Canada’s federal Minister of Justice and Attorney General Jody Wilson-Raybould told a crowd of hundreds of lawyers that the federal government is committed to improving relationships with indigenous people, as well as promoting diversity on the bench.
“Many of the issues we face as a country have a justice element to them, and which is why our government has embarked on a very ambitious agenda, and an effort to reform our justice system,” Wilson-Raybould said to lawyers from across Canada gathered in Ottawa last week for the Canadian Bar Association’s annual conference. Wilson-Raybould was the conference’s keynote speaker Friday morning.
She dedicated much of her keynote address to calling attention to justice issues related to indigenous Canadians, and reaffirmed the concept of “re-building the nation-to-nation relationship.”
“It is a sad reality that many members of indigenous communities are among the most marginalized segments of our population, and that they are over-represented both as offenders and victims in the justice system,” said Wilson-Raybould.
Referencing her experience as a former Crown prosecutor in Vancouver’s downtown east side, Wilson-Raybould said indigenous men were often charged with non-violent property crimes, and then got caught in a “vicious cycle within the system” that led them to spending more time behind bars than outside.
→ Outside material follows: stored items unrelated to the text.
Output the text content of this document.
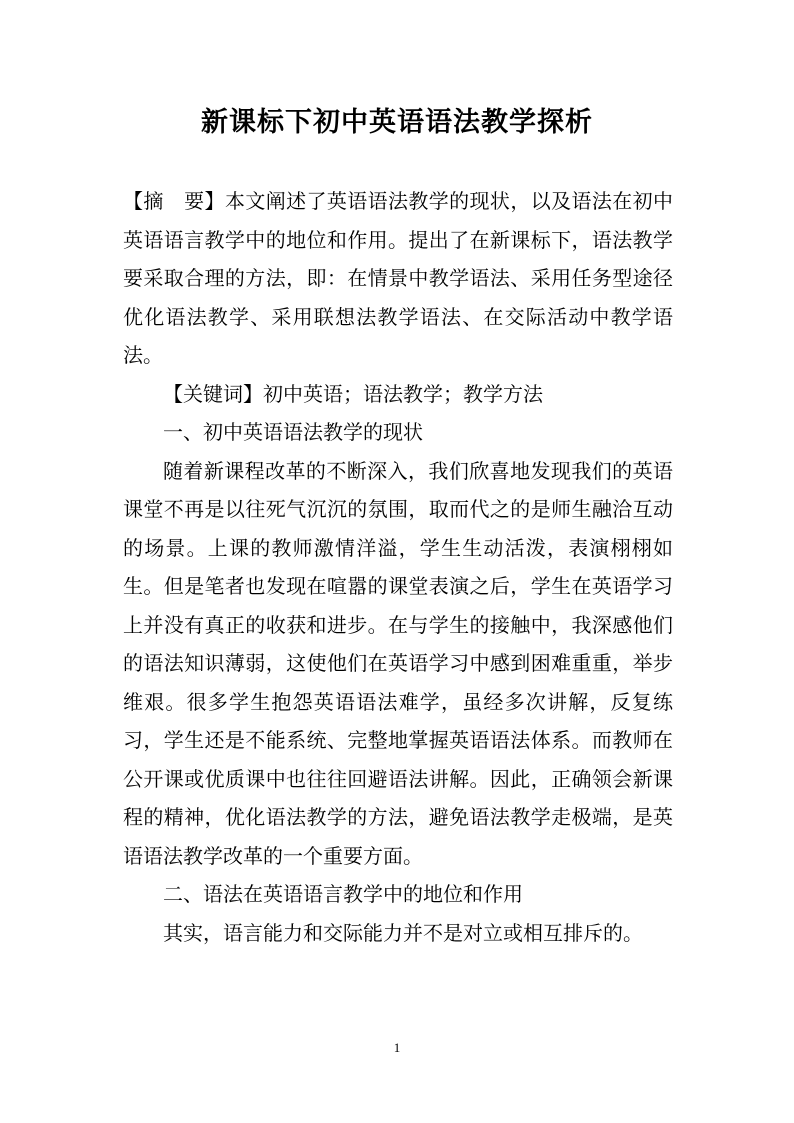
新课标下初中英语语法教学探析

【摘　要】本文阐述了英语语法教学的现状，以及语法在初中英语语言教学中的地位和作用。提出了在新课标下，语法教学要采取合理的方法，即：在情景中教学语法、采用任务型途径优化语法教学、采用联想法教学语法、在交际活动中教学语法。

【关键词】初中英语；语法教学；教学方法

一、初中英语语法教学的现状

随着新课程改革的不断深入，我们欣喜地发现我们的英语课堂不再是以往死气沉沉的氛围，取而代之的是师生融洽互动的场景。上课的教师激情洋溢，学生生动活泼，表演栩栩如生。但是笔者也发现在喧嚣的课堂表演之后，学生在英语学习上并没有真正的收获和进步。在与学生的接触中，我深感他们的语法知识薄弱，这使他们在英语学习中感到困难重重，举步维艰。很多学生抱怨英语语法难学，虽经多次讲解，反复练习，学生还是不能系统、完整地掌握英语语法体系。而教师在公开课或优质课中也往往回避语法讲解。因此，正确领会新课程的精神，优化语法教学的方法，避免语法教学走极端，是英语语法教学改革的一个重要方面。

二、语法在英语语言教学中的地位和作用

其实，语言能力和交际能力并不是对立或相互排斥的。

1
“In fact, incarceration rates for indigenous people in some parts of Canada are up to 33 times higher than for non-indigenous people,” she said.
Wilson-Raybould pointed to a report from the federal Office of the Correctional Investigator that illustrated the gap. From 2005 to 2015, she said, the indigenous inmate population increased by 50 per cent, compared with the overall growth rate of 10 per cent.
She also noted that while indigenous people make up 4.3 per cent of the population, they represent more than 25 per cent of inmates. She also said that indigenous women comprise 37 per cent of all female inmates serving a sentence of more than two years.
“This is totally unacceptable,” she said.
Wilson-Raybould said administration of justices cases — such as parole breaches — make up more than 20 per cent of all Crown cases, and cost more than $700 million per year.
“We need to find ways to allow for more discretion in differentiating and treating administration of justice offences,” she said, saying resources spent on minor offences could be freed and used in “more meaningful” ways. Part of the new federal government’s approach is reviewing changes in sentencing that happened under the Harper government, and the use of discretion when it comes to measures such as restorative justice and sentencing circles.
Wilson-Raybould also addressed the issue of judicial vacancies across Canada. The day before Wilson-Raybould’s remarks, Supreme Court of Canada Chief Justice Beverley McLachlin had told media “the perpetual crisis of judicial vacancies in Canada is an avoidable problem that needs to be tackled and solved.”
“I am very sensitive to the pressures that courts throughout the country are currently experiencing due to judicial vacancies,” Wilson-Raybould told the CBA audience.
“As you know, the government has already made the 15 appointments to trial and appellate courts and we are taking steps to both strengthen the process and to fill remaining vacancies, and I look forward to publicly announcing our intentions in this regard very soon.”
Wilson-Raybould also voiced a commitment to gender parity on the bench, and said recent appointments made to provincial Superior Courts reflect that.
In June, the federal government announced its first judicial appointments since taking office last fall. There were 15 appointments, including six in Alberta, five in Ontario, two in British Columbia, one in Quebec, and one in the Federal Court of Appeal.
Of the 15, 10 were women and five were men.
Earlier this month, Prime Minister Justin Trudeau announced a new process for judicial appointments to the Supreme Court of Canada, including a seven-member advisory board that will compile a short list for consideration. Any qualified judge or lawyer can apply, as long as they meet requirements that include functional bilingualism.
“Getting the balance right — whether in terms of gender, race or ethnicity — is extremely important and speaks to the need for fairness and accessibility,” Wilson-Raybould said.